In October 2014, the Prime Ministers of Fiji and Tuvalu signed the Fiji-Tuvalu Maritime Boundary Treaty, which establishes the extent of the national areas of jurisdiction between Fiji and Tuvalu as recognized in international law under the 1982 United Nations Convention on the Law of the Sea.

In December 2014, a technical agreement was signed between Fiji, Tuvalu and France at the Commonwealth Secretariat's headquarters in London over maritime boundaries. This agreement uses satellite data to pinpoint where the waters of Fiji, Tuvalu and the French territories of Wallis and Futuna meet. The agreement will help the countries to defend their waters from illegal fishing operations and provide clarity over rights to marine natural resources.

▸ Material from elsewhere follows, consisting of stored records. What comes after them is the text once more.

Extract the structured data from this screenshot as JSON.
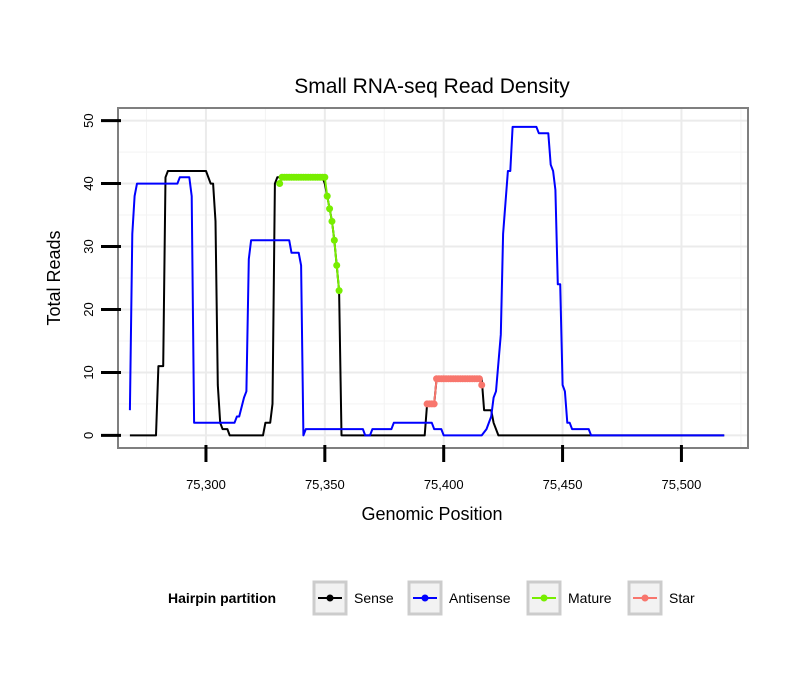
{
  "chart_data": {
    "type": "line",
    "title": "Small RNA-seq Read Density",
    "xlabel": "Genomic Position",
    "ylabel": "Total Reads",
    "xlim": [
      75263,
      75528
    ],
    "ylim": [
      -2,
      52
    ],
    "x_ticks": [
      75300,
      75350,
      75400,
      75450,
      75500
    ],
    "x_tick_labels": [
      "75,300",
      "75,350",
      "75,400",
      "75,450",
      "75,500"
    ],
    "y_ticks": [
      0,
      10,
      20,
      30,
      40,
      50
    ],
    "y_tick_labels": [
      "0",
      "10",
      "20",
      "30",
      "40",
      "50"
    ],
    "grid": true,
    "legend": {
      "title": "Hairpin partition",
      "position": "bottom",
      "entries": [
        "Sense",
        "Antisense",
        "Mature",
        "Star"
      ]
    },
    "series": [
      {
        "name": "Sense",
        "color": "#000000",
        "points": [
          [
            75268,
            0
          ],
          [
            75279,
            0
          ],
          [
            75280,
            11
          ],
          [
            75282,
            11
          ],
          [
            75283,
            41
          ],
          [
            75284,
            42
          ],
          [
            75300,
            42
          ],
          [
            75302,
            40
          ],
          [
            75303,
            40
          ],
          [
            75304,
            34
          ],
          [
            75305,
            8
          ],
          [
            75306,
            2
          ],
          [
            75307,
            1
          ],
          [
            75309,
            1
          ],
          [
            75310,
            0
          ],
          [
            75324,
            0
          ],
          [
            75325,
            2
          ],
          [
            75327,
            2
          ],
          [
            75328,
            5
          ],
          [
            75329,
            40
          ],
          [
            75330,
            41
          ],
          [
            75349,
            41
          ],
          [
            75350,
            40
          ],
          [
            75351,
            38
          ],
          [
            75352,
            36
          ],
          [
            75353,
            34
          ],
          [
            75354,
            31
          ],
          [
            75355,
            27
          ],
          [
            75356,
            23
          ],
          [
            75357,
            0
          ],
          [
            75392,
            0
          ],
          [
            75393,
            5
          ],
          [
            75396,
            5
          ],
          [
            75397,
            9
          ],
          [
            75416,
            9
          ],
          [
            75417,
            4
          ],
          [
            75420,
            4
          ],
          [
            75421,
            2
          ],
          [
            75423,
            0
          ],
          [
            75518,
            0
          ]
        ]
      },
      {
        "name": "Antisense",
        "color": "#0000ff",
        "points": [
          [
            75268,
            4
          ],
          [
            75269,
            32
          ],
          [
            75270,
            38
          ],
          [
            75271,
            40
          ],
          [
            75288,
            40
          ],
          [
            75289,
            41
          ],
          [
            75293,
            41
          ],
          [
            75294,
            38
          ],
          [
            75295,
            2
          ],
          [
            75312,
            2
          ],
          [
            75313,
            3
          ],
          [
            75314,
            3
          ],
          [
            75316,
            6
          ],
          [
            75317,
            7
          ],
          [
            75318,
            28
          ],
          [
            75319,
            31
          ],
          [
            75335,
            31
          ],
          [
            75336,
            29
          ],
          [
            75339,
            29
          ],
          [
            75340,
            27
          ],
          [
            75341,
            0
          ],
          [
            75342,
            1
          ],
          [
            75366,
            1
          ],
          [
            75367,
            0
          ],
          [
            75369,
            0
          ],
          [
            75370,
            1
          ],
          [
            75378,
            1
          ],
          [
            75379,
            2
          ],
          [
            75395,
            2
          ],
          [
            75396,
            1
          ],
          [
            75399,
            1
          ],
          [
            75400,
            0
          ],
          [
            75416,
            0
          ],
          [
            75418,
            1
          ],
          [
            75420,
            3
          ],
          [
            75421,
            6
          ],
          [
            75422,
            7
          ],
          [
            75424,
            16
          ],
          [
            75425,
            32
          ],
          [
            75426,
            37
          ],
          [
            75427,
            42
          ],
          [
            75428,
            42
          ],
          [
            75429,
            49
          ],
          [
            75439,
            49
          ],
          [
            75440,
            48
          ],
          [
            75444,
            48
          ],
          [
            75445,
            43
          ],
          [
            75446,
            42
          ],
          [
            75447,
            39
          ],
          [
            75448,
            24
          ],
          [
            75449,
            24
          ],
          [
            75450,
            8
          ],
          [
            75451,
            7
          ],
          [
            75452,
            2
          ],
          [
            75453,
            2
          ],
          [
            75454,
            1
          ],
          [
            75461,
            1
          ],
          [
            75462,
            0
          ],
          [
            75518,
            0
          ]
        ]
      },
      {
        "name": "Mature",
        "color": "#77ee00",
        "points": [
          [
            75331,
            40
          ],
          [
            75332,
            41
          ],
          [
            75333,
            41
          ],
          [
            75334,
            41
          ],
          [
            75335,
            41
          ],
          [
            75336,
            41
          ],
          [
            75337,
            41
          ],
          [
            75338,
            41
          ],
          [
            75339,
            41
          ],
          [
            75340,
            41
          ],
          [
            75341,
            41
          ],
          [
            75342,
            41
          ],
          [
            75343,
            41
          ],
          [
            75344,
            41
          ],
          [
            75345,
            41
          ],
          [
            75346,
            41
          ],
          [
            75347,
            41
          ],
          [
            75348,
            41
          ],
          [
            75349,
            41
          ],
          [
            75350,
            41
          ],
          [
            75351,
            38
          ],
          [
            75352,
            36
          ],
          [
            75353,
            34
          ],
          [
            75354,
            31
          ],
          [
            75355,
            27
          ],
          [
            75356,
            23
          ]
        ]
      },
      {
        "name": "Star",
        "color": "#f8766d",
        "points": [
          [
            75393,
            5
          ],
          [
            75394,
            5
          ],
          [
            75395,
            5
          ],
          [
            75396,
            5
          ],
          [
            75397,
            9
          ],
          [
            75398,
            9
          ],
          [
            75399,
            9
          ],
          [
            75400,
            9
          ],
          [
            75401,
            9
          ],
          [
            75402,
            9
          ],
          [
            75403,
            9
          ],
          [
            75404,
            9
          ],
          [
            75405,
            9
          ],
          [
            75406,
            9
          ],
          [
            75407,
            9
          ],
          [
            75408,
            9
          ],
          [
            75409,
            9
          ],
          [
            75410,
            9
          ],
          [
            75411,
            9
          ],
          [
            75412,
            9
          ],
          [
            75413,
            9
          ],
          [
            75414,
            9
          ],
          [
            75415,
            9
          ],
          [
            75416,
            8
          ]
        ]
      }
    ]
  }
}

==Educational cooperation==

Fiji continues to provide most of Tuvaluans' higher education and vocational training, through the University of the South Pacific (USP) and the Fiji National University. Tuvalu does not have its own universities. Students attending the USP at its campus in Funafuti, Tuvalu, rather than its main campus in Fiji, "can listen to lectures broadcast from Fiji, use audio and video-conferencing facilities and employ the USPNet system for communication with lecturers and other students".

==Diplomatic missions==

Tuvalu's High Commission building is in Suva. Fiji in turn does not maintain any diplomatic presence in Tuvalu, but does have a "roving ambassador" accredited to ten independent Pacific Island states, including Tuvalu.